Smith’s blog continues in poetic fashion: “The sunrises and sunsets here are unlike any other . . . Once the rain started it continued throughout the day, and every living thing gave off the impression of utter dependence upon this process. Every insect, every bird, every plant and every tree was making the most of this brief moment of moisture.”

For Smith, the opportunity to study abroad was one of his reasons for applying to Stony Brook—along with the fact that an aunt and a close family friend had attended the University and participated in study abroad programs in Europe.

Another reason was Stony Brook’s Department of Anthropology. Smith added that the department is filled with some of the best scientists in the world, particularly in the areas of primatology and physical anthropology but also in the archaeological and cultural fields. Not least among these scientists is Richard Leakey, the renowned paleoanthropologist, conservationist, and discoverer of Turkana Boy, the nearly complete Homo erectus skeleton he helped unearth in 1984.

He said he learned the most from the paleontology courses, as the topics discussed had often been discovered or taken place very close to where he and his fellow students were living in Turkana. Smith found that, no matter the course, each instructor’s intimate knowledge of what they were teaching was absolutely crucial. When learning about the earliest stone tools, it helped that their discoverer—Helene Roche, was teaching them. When learning about hominid discoveries, having the ones who have discovered more than any others (the Leakeys) there telling the students about them was an invaluable insight.

In a course on invertebrate paleontology of the Turkana Basin, Smith learned to identify fossils.

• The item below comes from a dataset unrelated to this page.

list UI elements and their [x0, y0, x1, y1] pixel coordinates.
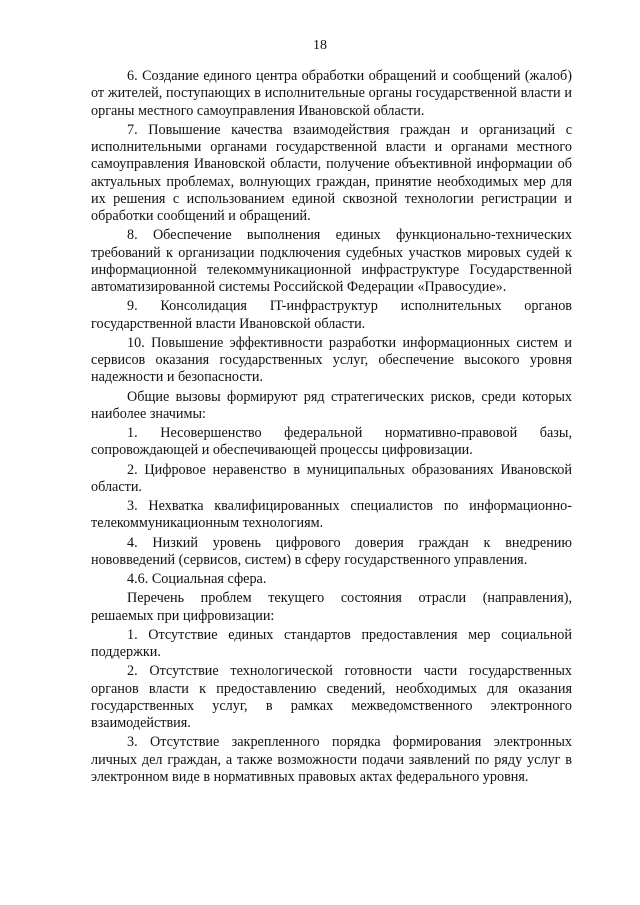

Teeth, as the most durable part of the body, are invaluable for identifying species and species change over time, he said.

“I recently discovered the buried jaw of a large herbivore,” said Smith. “Unfortunately, we weren’t able to excavate but you could see that it was either a hippo or a pig, that it was a juvenile, with its teeth still deep in the bone, and that it was enormous.”

Smith never lost sight of his good fortune to be able to study abroad in a semi-desert with little visible for miles other than sand, sparse vegetation, and what he labeled the most durable and resourceful people imaginable.

From his research station in Turkana he blogged, “And yet here we sleep in comfortable beds. Here we have no shortage of pure running water. Here we are served three solid meals a day, most of which have been the most delicious and satisfying meals I have ever had the pleasure of eating.”

Those foods included chapatti, which he described as a cross between nann (round, flat wheat bread native to South and Central Asia) and tortilla with a lot more flavor than both; ugali, a corn-based, bread-like dish; and pilau, a rice dish with goat meat and boiled potatoes. His preferred beverages were tamarind juice, Stoney Tangawizi soda (ginger beer), and Tusker beer.

After returning from his semester abroad, Smith said he experienced a bit of culture shock.

“Everything seems, at the least, slightly more than necessary,” he said of his return to the United States. “Television, billboards, concrete sidewalks, buildings, cars . . . I am comforted by the knowledge that I will return to Africa . . . this was an opportunity that I expect will influence me for the rest of my life.”